UC Irvine’s Chang Liu has created an engineered living cell with a second DNA replication system that mutates independently of and without harming the cell’s original genome. This parallel replication cell works like a two-lane highway -- with a fast lane and a slow lane -- for direct evolution in a lab setting. With it, biomedical engineers will be able to rapidly evolve a huge array of biomolecules with custom desired functions. Liu and his research group published their work in the March issue of Nature Chemical Biology.
“Using the evolutionary process in a bioengineering lab is historically a very inefficient endeavor because you have to constantly move DNA into and out of cells,” explains Liu, an assistant professor in biomedical engineering. “This is because high mutation rates, necessary to create enough diversity to find new function on laboratory timescales, are only available in a test tube. High mutation rates are not available inside cells. In fact, organismal mutation rates must be kept extremely low because modern organisms have large complex genomes that are easily broken by high mutation rates.”
The parallel replication system designed by Liu can be made highly error-prone without hurting the genome, and any gene encoded on the new system will undergo rapid evolution. “Genes of interest placed in the fast lane can potentially evolve thousands to millions of times faster than they would if they were encoded in the genome, or the slow lane,” says Liu.

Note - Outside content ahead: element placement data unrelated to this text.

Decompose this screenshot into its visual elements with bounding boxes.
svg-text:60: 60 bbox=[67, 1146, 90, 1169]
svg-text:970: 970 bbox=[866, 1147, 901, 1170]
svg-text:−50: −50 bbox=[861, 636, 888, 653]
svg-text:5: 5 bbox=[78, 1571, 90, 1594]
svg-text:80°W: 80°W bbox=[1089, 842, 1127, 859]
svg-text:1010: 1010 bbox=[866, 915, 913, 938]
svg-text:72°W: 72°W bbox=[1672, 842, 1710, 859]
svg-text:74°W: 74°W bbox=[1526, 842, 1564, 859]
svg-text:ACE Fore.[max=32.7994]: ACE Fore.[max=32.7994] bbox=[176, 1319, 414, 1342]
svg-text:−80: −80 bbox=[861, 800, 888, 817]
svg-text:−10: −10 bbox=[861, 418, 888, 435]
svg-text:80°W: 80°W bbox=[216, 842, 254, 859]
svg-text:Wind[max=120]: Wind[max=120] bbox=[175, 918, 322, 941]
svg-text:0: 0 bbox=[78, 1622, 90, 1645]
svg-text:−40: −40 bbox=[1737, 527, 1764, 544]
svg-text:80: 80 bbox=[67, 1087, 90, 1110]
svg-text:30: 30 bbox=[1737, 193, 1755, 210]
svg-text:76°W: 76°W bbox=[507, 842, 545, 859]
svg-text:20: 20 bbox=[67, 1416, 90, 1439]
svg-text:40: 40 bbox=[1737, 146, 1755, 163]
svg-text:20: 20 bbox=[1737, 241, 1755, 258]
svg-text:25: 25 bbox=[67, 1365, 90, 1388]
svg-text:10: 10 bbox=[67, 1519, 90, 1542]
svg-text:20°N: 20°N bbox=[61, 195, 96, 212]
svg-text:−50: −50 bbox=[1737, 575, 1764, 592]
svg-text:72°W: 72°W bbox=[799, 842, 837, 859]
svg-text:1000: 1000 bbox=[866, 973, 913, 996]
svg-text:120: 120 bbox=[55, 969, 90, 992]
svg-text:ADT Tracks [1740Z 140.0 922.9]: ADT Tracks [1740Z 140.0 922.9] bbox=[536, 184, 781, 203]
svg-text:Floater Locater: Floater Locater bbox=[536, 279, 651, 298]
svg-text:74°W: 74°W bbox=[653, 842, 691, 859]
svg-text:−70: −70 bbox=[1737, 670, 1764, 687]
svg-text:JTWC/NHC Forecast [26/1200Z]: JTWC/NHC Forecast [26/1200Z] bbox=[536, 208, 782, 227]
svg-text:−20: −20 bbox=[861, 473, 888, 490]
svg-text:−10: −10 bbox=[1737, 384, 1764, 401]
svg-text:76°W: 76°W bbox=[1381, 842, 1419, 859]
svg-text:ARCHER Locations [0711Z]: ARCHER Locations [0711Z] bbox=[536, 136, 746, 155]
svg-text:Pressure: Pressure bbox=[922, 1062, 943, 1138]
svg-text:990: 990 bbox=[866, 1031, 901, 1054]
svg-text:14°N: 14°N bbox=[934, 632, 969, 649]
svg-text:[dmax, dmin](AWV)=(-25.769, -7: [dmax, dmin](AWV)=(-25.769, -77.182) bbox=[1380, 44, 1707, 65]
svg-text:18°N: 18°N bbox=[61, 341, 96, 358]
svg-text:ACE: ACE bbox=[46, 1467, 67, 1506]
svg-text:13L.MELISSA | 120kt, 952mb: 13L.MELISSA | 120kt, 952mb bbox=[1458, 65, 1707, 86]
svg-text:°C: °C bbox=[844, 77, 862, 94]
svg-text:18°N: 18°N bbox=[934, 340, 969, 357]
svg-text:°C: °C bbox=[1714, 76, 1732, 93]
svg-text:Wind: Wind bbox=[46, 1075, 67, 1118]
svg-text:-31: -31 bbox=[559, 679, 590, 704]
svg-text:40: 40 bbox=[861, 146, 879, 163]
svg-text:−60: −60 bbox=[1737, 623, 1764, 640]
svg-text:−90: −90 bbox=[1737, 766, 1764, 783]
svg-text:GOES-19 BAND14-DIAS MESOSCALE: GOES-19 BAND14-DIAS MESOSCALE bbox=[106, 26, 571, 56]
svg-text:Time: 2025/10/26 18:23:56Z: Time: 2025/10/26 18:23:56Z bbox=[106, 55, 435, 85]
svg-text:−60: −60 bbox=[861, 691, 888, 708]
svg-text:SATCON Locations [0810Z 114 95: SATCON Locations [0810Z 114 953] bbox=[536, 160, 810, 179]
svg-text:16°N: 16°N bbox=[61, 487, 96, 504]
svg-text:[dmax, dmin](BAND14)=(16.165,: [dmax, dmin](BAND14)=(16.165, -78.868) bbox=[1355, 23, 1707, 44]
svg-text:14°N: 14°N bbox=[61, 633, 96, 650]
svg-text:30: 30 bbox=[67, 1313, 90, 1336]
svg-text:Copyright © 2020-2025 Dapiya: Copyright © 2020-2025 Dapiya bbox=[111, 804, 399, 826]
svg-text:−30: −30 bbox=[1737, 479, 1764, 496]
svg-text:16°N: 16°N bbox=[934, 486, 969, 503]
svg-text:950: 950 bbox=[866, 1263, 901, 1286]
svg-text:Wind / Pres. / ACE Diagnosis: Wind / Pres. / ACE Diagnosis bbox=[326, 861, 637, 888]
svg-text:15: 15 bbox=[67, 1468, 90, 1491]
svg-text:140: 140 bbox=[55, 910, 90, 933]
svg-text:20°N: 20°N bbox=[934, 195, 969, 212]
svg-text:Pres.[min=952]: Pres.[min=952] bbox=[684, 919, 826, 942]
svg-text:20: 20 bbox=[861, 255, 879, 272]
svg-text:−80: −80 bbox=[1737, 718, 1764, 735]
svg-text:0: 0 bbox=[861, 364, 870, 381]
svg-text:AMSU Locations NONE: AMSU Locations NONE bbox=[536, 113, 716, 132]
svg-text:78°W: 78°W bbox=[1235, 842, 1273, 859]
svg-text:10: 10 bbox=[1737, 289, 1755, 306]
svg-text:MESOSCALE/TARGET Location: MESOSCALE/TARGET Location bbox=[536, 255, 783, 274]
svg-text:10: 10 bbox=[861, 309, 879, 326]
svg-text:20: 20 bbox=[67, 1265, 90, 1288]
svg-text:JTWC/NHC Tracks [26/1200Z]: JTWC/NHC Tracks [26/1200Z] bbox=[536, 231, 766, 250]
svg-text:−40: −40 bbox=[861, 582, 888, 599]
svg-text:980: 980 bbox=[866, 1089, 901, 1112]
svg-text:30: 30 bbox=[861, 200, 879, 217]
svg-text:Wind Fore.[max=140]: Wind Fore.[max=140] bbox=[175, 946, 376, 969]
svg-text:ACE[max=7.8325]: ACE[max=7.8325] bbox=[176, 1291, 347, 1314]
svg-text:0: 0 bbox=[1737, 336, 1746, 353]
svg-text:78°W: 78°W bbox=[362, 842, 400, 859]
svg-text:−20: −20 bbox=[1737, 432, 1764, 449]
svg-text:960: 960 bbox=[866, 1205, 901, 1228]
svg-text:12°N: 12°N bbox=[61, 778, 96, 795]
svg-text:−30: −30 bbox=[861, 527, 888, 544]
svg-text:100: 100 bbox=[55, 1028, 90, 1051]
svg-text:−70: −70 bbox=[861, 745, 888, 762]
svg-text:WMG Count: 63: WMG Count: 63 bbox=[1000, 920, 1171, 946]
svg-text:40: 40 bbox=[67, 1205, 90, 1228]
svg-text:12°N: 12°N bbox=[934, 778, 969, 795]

Liu’s lab is using the new replication system to evolve special proteins that detect disease markers as well as evolve enzymes that are important to producing biofuel. They are also using it to estimate, through rapid evolution, what changes in certain targeted genes will lead to drug resistance, thereby allowing scientists to preemptively counter resistance in the field.
“This cell provides a good platform for long-term targeted evolution of genes,” says Arjun Ravikumar, a Ph.D. student in Liu’s lab who is working on refining the replication system. “Our dream project would be to take a non-functional gene and do a long-term evolution experiment to see what happens.”